GOLD: We’ve not adapted the play to take place in a different time and place than the author intended. I think that our desire to do this play does not come from an angle, and I think perhaps the desire is [for us] to have an angle. We’ve been really [careful] about the way people talk about the play, because it really affects the audience if [they] come in with some kind of angle in their head about how why they’re here, why we did it, “This is ‘blank’ Uncle Vanya.” We’re both very controlling people, so it feels really scary that there can wind up being some kind of way that the audience perceives this, that didn’t come from us. I think the American theater tradition is fairly narrow in how it thinks about the act of translation of the old texts and their reproductions, there’s a lot of convention about how an old play allowed to be staged in a contemporary setting. I don’t know why productions of Chekhov plays often have a similar look or a similar approach, when the play is 100 years old and there should be a million different ways to approach it.

BAKER: I feel like, from my experience of seeing Chekhov plays, there’s either the 19th-century, corset version, spoken in pseudo-British accents, or there’s the “updating” of it where [the characters] live in Cleveland, in 1982. [Our production] is not in the 19th century, but it’s not-not in the 19th century, either.
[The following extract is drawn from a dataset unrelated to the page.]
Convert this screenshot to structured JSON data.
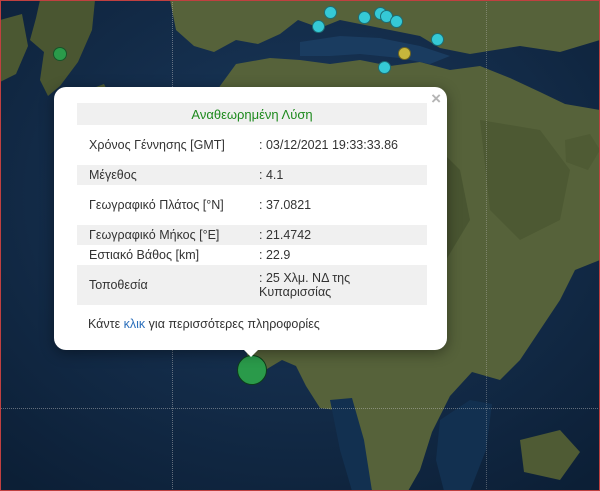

I didn’t update any of the references, my adaptation is very literal. I didn’t have to do anything to it; if you just literally translate exactly what [Chekhov] wrote, it sounds super contemporary.

GOLD: I think we’re trying to be evocative; we’re trying to pull everyone in the room and do as minimal a job of interpretation as possible, so the interpretation happens in the minds of the audience. People are wearing contemporary clothing [in our production], but the reason they’re wearing contemporary clothing is not because we’re setting it in contemporary America, it’s because to me, neutral is contemporary clothing. They are, from the comfort of the clothes they wear in real life, telling the story of Uncle Vanya and evoking in your imagination the world of the play.  If you were going to sit around and read the play, you wouldn’t think about the period, you would focus on hearing the play.

BROWN: Has this inspired you to translate and adapt other plays?

BAKER: There’s one other Chekhov play I’m really interested in adapting and translating at some point in my life, Ivanov, but I think I want to wait until I’m, like, 45. There’s no shortage of Chekhov adaptations; I did have a crisis like a year ago where I said, “Why am I contributing another Uncle Vanya to the already enormous stack of Uncle Vanyas in the world?” [But] I actually ended up feeling really good about it; through the translation/adaption process I realized how completely different mine is from any of the others, and how different they are from each other, and how none of us are actually hitting upon the original. The more translations there are, the closer we’ll get to communicating the original to audiences.

BROWN: Are you going to have a talkback session with the audience?

GOLD: It’s nice to evoke things, but it’s not always nice to know what people think.

BROWN: And what are you both up to after this?          

BAKER: I am working on a rewrite of a new play that is opening in January of 2013, and Sam is directing it. I plan to do a major rewrite this summer.

GOLD: I’m playing with my baby and I’m going to be developing a musical this summer—Jeanine Tesori and Lisa Kron’s musical adaptation of the graphic memoir of Fun Home [by Alison Bechdel].